Since 2018, the material has been owned by Rebellion Developments.

==Plot summary==
Framed for a crime he did not commit by "Spider" Webb, highwayman Jack o' Justice is able to get free and attempts to hunt down his enemy. Together with his female companion (Note: Initially named Velvet, but later retconned Moll Moonlight without explanation) he foiled sinister kidnapper Snatchall and then saw Webb brought to justice. The pair then continued to adventure on the roads together, helping the innocent and investigating the mysterious.

They faced included Russian noble Count Vronsky, who used a giant to keep the local population under his thumb. Leaving Moll briefly in Yorkshire, Jack joined his friends - and former companions of Dick Turpin Jem Peters and Beetles to track Vronsky to Greystone Grange, seemingly leaving his enemy buried. Jack rejoined Moll and the pair set out to investigate Blackrock Manor to search for missing heiress Anne Carstairs, held by evil lawyer Jabez Creak. They subsequently clashed repeatedly with archenemy the Spectre, foiling his attempts to rob the Crown Prince of Holstenstein freeing villagers he was holding to Crag Castle; and preventing him from stealing the Crown Jewels, seemingly finally seeing the villain dead.

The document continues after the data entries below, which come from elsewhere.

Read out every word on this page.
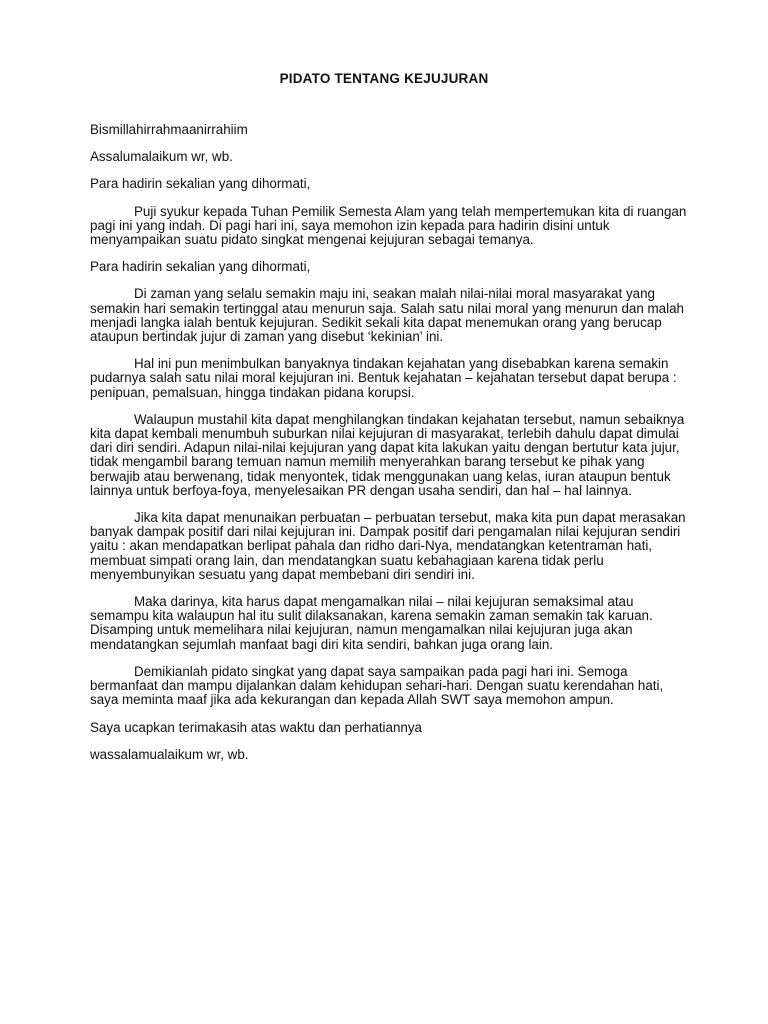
PIDATO TENTANG KEJUJURAN

Bismillahirrahmaanirrahiim

Assalumalaikum wr, wb.

Para hadirin sekalian yang dihormati,

Puji syukur kepada Tuhan Pemilik Semesta Alam yang telah mempertemukan kita di ruangan pagi ini yang indah. Di pagi hari ini, saya memohon izin kepada para hadirin disini untuk menyampaikan suatu pidato singkat mengenai kejujuran sebagai temanya.

Para hadirin sekalian yang dihormati,

Di zaman yang selalu semakin maju ini, seakan malah nilai-nilai moral masyarakat yang semakin hari semakin tertinggal atau menurun saja. Salah satu nilai moral yang menurun dan malah menjadi langka ialah bentuk kejujuran. Sedikit sekali kita dapat menemukan orang yang berucap ataupun bertindak jujur di zaman yang disebut ‘kekinian’ ini.

Hal ini pun menimbulkan banyaknya tindakan kejahatan yang disebabkan karena semakin pudarnya salah satu nilai moral kejujuran ini. Bentuk kejahatan – kejahatan tersebut dapat berupa : penipuan, pemalsuan, hingga tindakan pidana korupsi.

Walaupun mustahil kita dapat menghilangkan tindakan kejahatan tersebut, namun sebaiknya kita dapat kembali menumbuh suburkan nilai kejujuran di masyarakat, terlebih dahulu dapat dimulai dari diri sendiri. Adapun nilai-nilai kejujuran yang dapat kita lakukan yaitu dengan bertutur kata jujur, tidak mengambil barang temuan namun memilih menyerahkan barang tersebut ke pihak yang berwajib atau berwenang, tidak menyontek, tidak menggunakan uang kelas, iuran ataupun bentuk lainnya untuk berfoya-foya, menyelesaikan PR dengan usaha sendiri, dan hal – hal lainnya.

Jika kita dapat menunaikan perbuatan – perbuatan tersebut, maka kita pun dapat merasakan banyak dampak positif dari nilai kejujuran ini. Dampak positif dari pengamalan nilai kejujuran sendiri yaitu : akan mendapatkan berlipat pahala dan ridho dari-Nya, mendatangkan ketentraman hati, membuat simpati orang lain, dan mendatangkan suatu kebahagiaan karena tidak perlu menyembunyikan sesuatu yang dapat membebani diri sendiri ini.

Maka darinya, kita harus dapat mengamalkan nilai – nilai kejujuran semaksimal atau semampu kita walaupun hal itu sulit dilaksanakan, karena semakin zaman semakin tak karuan. Disamping untuk memelihara nilai kejujuran, namun mengamalkan nilai kejujuran juga akan mendatangkan sejumlah manfaat bagi diri kita sendiri, bahkan juga orang lain.

Demikianlah pidato singkat yang dapat saya sampaikan pada pagi hari ini. Semoga bermanfaat dan mampu dijalankan dalam kehidupan sehari-hari. Dengan suatu kerendahan hati, saya meminta maaf jika ada kekurangan dan kepada Allah SWT saya memohon ampun.

Saya ucapkan terimakasih atas waktu dan perhatiannya

wassalamualaikum wr, wb.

Jack and Moll soon found other foes to fight, including Jasper Catsby, Swiss usurper Wolfgang Wiley the Faceless One and his giant manservant Obad, banker Jasper Ragland, the Black Dragon secret society, and Judge Dragonslude. Next, their adventures would bring them into contact with the deformed criminal mastermind Silas Loring, who they would battle on three further occasions. Others Jack and Moll defeated included mad doctor Seth Toombs, assassin the Yellow Scorpion, air-ballooning kidnapper the Hawk and evil millionaire Doom.